Cuando aparece la sensación de ojos pesados, secos o irritados, lo primero que muchos piensan es en el exceso de pantallas, sin embargo, no siempre es la única explicación. Incluso personas que pasan poco tiempo frente al celular o la computadora pueden experimentar fatiga ocular.
Existen factores cotidianos que suelen pasar desapercibidos y que también influyen en cómo se siente la vista a lo largo del día.
Ambientes secos o con aire acondicionado
El aire seco – ya sea por calefacción o aire acondicionado – favorece la evaporación de la película lagrimal y puede generar sensación de arenilla, ardor o necesidad frecuente de parpadear. Los ambientes poco ventilados o con humedad muy baja suelen empeorar el cuadro.
Parpadeo insuficiente
Aunque no haya pantallas de por medio, algunas actividades que requieren concentración (leer, manejar, estudiar) pueden reducir la frecuencia de parpadeo. Cuando se parpadea menos, la superficie ocular se reseca con mayor facilidad y aparece la molestia.

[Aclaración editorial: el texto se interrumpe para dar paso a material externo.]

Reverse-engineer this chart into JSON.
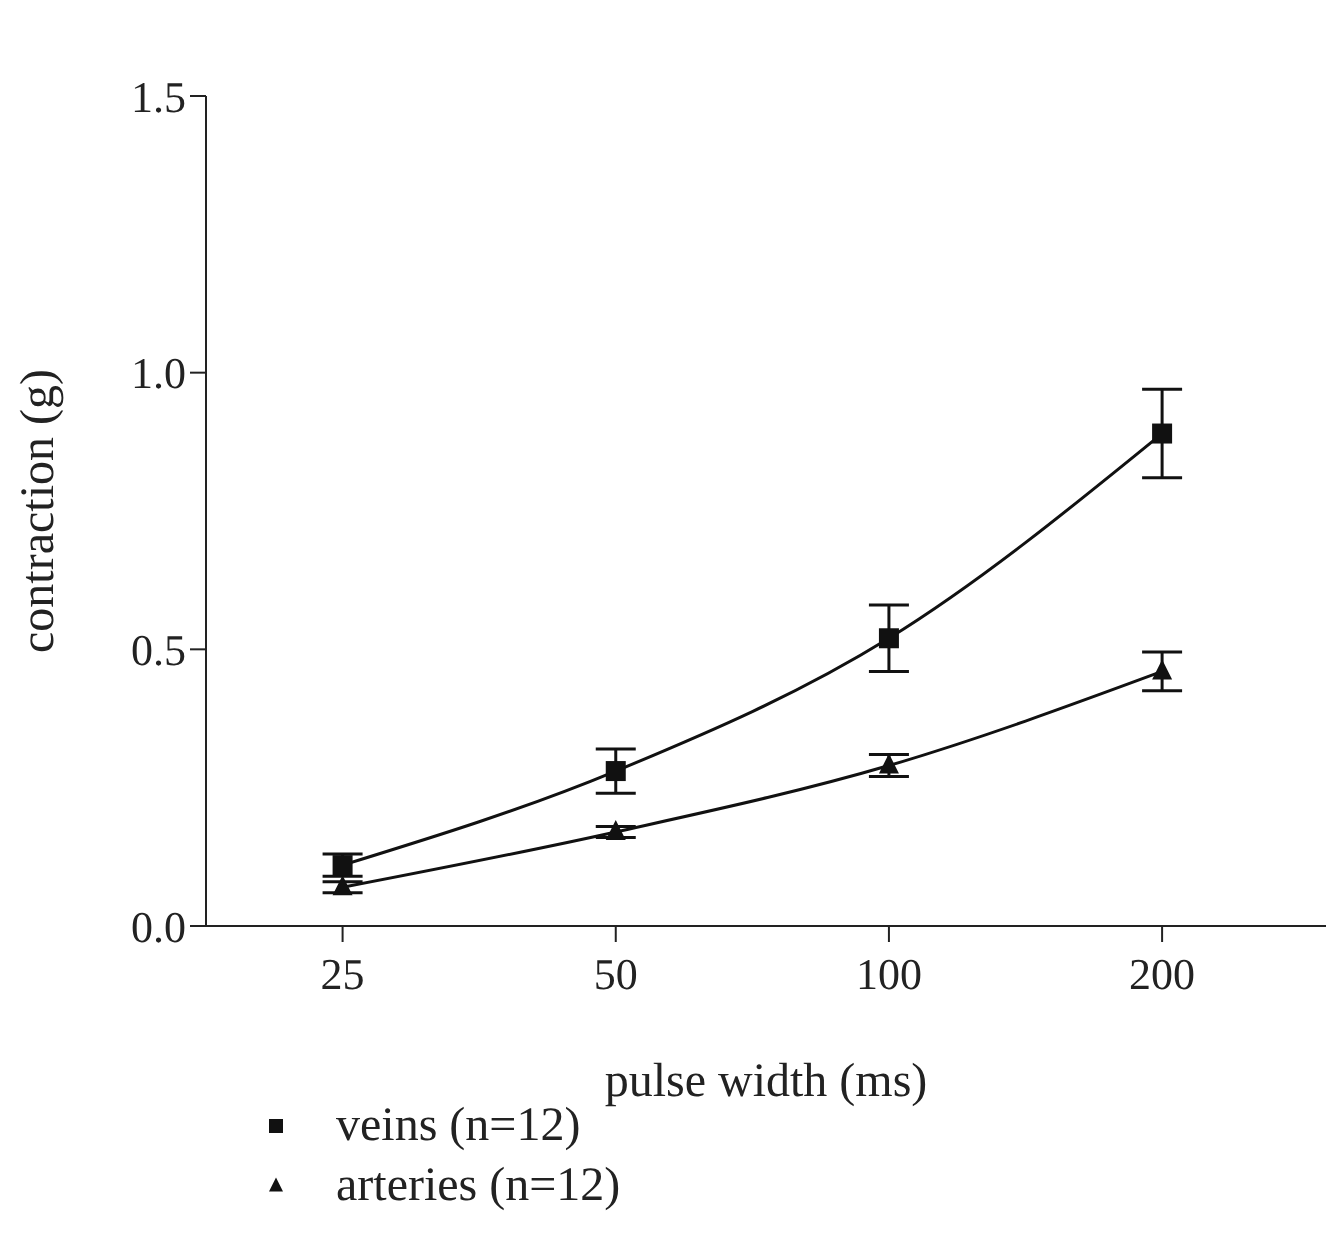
{
  "chart_data": {
    "type": "line",
    "xlabel": "pulse width (ms)",
    "ylabel": "contraction (g)",
    "categories": [
      "25",
      "50",
      "100",
      "200"
    ],
    "ylim": [
      0,
      1.5
    ],
    "yticks": [
      {
        "value": 0,
        "label": "0.0"
      },
      {
        "value": 0.5,
        "label": "0.5"
      },
      {
        "value": 1,
        "label": "1.0"
      },
      {
        "value": 1.5,
        "label": "1.5"
      }
    ],
    "series": [
      {
        "name": "veins (n=12)",
        "color": "#111111",
        "marker": "square",
        "values": [
          0.11,
          0.28,
          0.52,
          0.89
        ],
        "errors": [
          0.02,
          0.04,
          0.06,
          0.08
        ]
      },
      {
        "name": "arteries (n=12)",
        "color": "#111111",
        "marker": "triangle",
        "values": [
          0.07,
          0.17,
          0.29,
          0.46
        ],
        "errors": [
          0.01,
          0.01,
          0.02,
          0.035
        ]
      }
    ],
    "grid": false,
    "legend": "bottom left"
  }
}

Falta de descanso adecuado
Dormir mal o menos horas de las necesarias impacta directamente en la salud ocular. El sueño insuficiente puede provocar ojos enrojecidos, pesadez palpebral y mayor sensibilidad a la luz, por eso, el descanso nocturno cumple un rol clave en la recuperación de la superficie ocular.

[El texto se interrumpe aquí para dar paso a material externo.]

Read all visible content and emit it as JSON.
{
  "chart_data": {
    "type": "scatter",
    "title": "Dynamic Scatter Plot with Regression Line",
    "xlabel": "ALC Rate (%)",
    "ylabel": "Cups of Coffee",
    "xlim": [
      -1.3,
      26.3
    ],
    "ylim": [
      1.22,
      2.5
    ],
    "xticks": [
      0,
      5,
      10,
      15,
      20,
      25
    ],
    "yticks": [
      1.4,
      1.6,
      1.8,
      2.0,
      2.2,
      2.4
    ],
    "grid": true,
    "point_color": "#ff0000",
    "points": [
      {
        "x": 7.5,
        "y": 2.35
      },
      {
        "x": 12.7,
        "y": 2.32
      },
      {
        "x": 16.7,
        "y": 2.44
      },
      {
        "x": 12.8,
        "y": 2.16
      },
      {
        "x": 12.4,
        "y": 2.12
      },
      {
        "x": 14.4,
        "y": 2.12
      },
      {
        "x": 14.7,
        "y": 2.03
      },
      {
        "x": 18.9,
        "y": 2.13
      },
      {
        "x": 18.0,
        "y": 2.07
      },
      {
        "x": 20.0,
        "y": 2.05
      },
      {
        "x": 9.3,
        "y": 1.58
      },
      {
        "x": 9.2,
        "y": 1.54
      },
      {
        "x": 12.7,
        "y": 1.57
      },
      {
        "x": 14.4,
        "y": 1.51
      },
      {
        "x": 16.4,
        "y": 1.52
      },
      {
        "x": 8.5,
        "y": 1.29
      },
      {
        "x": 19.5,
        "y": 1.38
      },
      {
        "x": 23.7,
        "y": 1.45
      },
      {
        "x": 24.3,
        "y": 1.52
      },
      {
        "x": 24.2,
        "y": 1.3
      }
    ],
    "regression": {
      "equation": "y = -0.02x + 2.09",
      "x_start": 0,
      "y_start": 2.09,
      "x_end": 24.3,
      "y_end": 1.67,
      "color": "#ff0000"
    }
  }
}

Uso de lentes de contacto por muchas horas
El uso prolongado puede generar sequedad y cansancio visual, sobre todo si no se respetan los tiempos recomendados o si el ambiente es seco. También influye la higiene y el recambio adecuado de las lentes.
Iluminación inadecuada
Leer o trabajar con luz muy tenue o mal dirigida obliga a los ojos a hacer un esfuerzo extra. Con el tiempo, esto puede traducirse en fatiga ocular, aun sin exposición digital intensa. La luz debería ser suficiente, uniforme y no generar reflejos molestos.
Cuándo prestar atención
Si la molestia ocular se vuelve frecuente, aparece dolor, visión borrosa persistente o enrojecimiento que no mejora, conviene consultar con un profesional para descartar ojo seco u otras condiciones. Detectar la causa a tiempo ayuda a aliviar los síntomas y a cuidar la salud visual en el día a día.